= George B. Mead =

American conductor and organist

George B. Mead was an American conductor, organist, and opera translator. He was organist and choirmaster of Trinity Church in Manhattan for 27 years. The New York Times stated that, "In the 1940's and 50's, Dr. Mead was one of the most celebrated choral conductors in New York City."

==Life and career==
Born in Manhattan, Mead graduated from Columbia University with a bachelor's degree (1923) and a master's degree (1925). He was assistant organist at Trinity Church in Manhattan from 1925 to 1936, before he served as organist at Central Congregational Church in Brooklyn from 1936 through 1941. In 1941 he returned to Trinity Church to serve as organist and choirmaster; a role he remained in until his retirement in 1968. During this time, he led the choir in their own weekly radio program.

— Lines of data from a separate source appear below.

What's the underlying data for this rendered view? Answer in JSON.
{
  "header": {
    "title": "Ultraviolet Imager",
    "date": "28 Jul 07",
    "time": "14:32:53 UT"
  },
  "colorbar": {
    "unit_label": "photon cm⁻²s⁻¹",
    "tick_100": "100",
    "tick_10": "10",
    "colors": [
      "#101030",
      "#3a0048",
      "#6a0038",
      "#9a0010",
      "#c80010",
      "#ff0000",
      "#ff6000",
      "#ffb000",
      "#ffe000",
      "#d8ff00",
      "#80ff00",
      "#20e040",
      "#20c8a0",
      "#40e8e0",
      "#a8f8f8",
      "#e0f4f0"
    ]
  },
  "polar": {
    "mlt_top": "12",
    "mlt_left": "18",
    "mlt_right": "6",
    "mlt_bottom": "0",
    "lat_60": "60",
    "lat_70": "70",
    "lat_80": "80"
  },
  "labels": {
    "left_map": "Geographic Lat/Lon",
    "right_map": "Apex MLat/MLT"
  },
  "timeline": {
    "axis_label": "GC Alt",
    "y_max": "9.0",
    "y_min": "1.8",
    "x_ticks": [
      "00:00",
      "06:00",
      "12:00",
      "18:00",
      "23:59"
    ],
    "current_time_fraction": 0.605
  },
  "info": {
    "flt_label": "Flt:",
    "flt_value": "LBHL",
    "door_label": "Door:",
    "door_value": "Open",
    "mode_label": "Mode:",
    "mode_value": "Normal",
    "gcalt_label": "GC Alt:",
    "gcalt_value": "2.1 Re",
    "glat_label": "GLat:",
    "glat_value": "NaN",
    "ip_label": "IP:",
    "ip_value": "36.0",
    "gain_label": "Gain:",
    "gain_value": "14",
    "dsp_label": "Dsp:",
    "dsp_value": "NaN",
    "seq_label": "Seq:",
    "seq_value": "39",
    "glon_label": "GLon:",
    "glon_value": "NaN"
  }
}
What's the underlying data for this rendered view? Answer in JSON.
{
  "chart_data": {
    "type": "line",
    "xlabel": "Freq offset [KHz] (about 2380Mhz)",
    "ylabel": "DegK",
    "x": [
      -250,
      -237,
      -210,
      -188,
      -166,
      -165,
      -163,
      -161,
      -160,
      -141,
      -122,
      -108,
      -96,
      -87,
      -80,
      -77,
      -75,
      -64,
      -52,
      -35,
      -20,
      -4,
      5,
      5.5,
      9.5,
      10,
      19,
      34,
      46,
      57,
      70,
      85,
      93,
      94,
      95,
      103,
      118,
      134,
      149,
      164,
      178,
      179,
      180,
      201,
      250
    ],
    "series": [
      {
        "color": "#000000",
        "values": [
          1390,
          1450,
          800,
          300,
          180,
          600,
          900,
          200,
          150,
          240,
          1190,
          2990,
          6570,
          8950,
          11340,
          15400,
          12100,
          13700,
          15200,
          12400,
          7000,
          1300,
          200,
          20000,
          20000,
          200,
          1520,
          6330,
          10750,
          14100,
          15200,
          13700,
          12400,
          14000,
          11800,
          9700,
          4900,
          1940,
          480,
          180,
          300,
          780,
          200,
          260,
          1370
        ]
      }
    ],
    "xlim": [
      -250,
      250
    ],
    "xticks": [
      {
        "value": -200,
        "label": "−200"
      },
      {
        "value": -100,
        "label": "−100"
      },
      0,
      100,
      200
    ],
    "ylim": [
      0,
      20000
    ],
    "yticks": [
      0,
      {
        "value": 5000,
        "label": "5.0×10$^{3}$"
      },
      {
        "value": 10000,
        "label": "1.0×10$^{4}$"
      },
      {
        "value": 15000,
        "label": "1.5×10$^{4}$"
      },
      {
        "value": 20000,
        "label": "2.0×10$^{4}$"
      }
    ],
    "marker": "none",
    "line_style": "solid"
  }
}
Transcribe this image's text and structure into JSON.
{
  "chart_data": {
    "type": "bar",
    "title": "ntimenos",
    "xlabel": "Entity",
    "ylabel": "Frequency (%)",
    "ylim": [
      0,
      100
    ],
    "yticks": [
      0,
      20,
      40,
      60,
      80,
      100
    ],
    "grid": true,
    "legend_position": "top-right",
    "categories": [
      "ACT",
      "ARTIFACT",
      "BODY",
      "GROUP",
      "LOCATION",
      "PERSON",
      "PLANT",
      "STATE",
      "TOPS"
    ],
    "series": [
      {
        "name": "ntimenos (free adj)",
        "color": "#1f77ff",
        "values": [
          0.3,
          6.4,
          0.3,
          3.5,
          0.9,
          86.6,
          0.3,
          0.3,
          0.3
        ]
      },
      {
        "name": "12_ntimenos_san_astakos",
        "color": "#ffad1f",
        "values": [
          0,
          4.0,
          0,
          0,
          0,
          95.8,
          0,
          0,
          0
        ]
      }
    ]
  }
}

In collaboration with his wife, Phyllis Reid, Mead co-authored many English language translations of foreign language opera libretti; among them translations of Ariadne auf Naxos, Cavalleria Rusticana, Così fan tutte, Die Entführung aus dem Serail, Il turco in Italia, Martha, Rita, The Barber of Seville, The Gypsy Baron, and Pagliacci. Their English language libretti were used for performances by several institutions, including the Metropolitan Opera, the New York City Opera, the Juilliard School, the Mannes College of Music and the Little Orchestra Society. Nine of their translations were published in A Treasury of Grand Opera by Simon & Schuster in 1946 and again in 1965.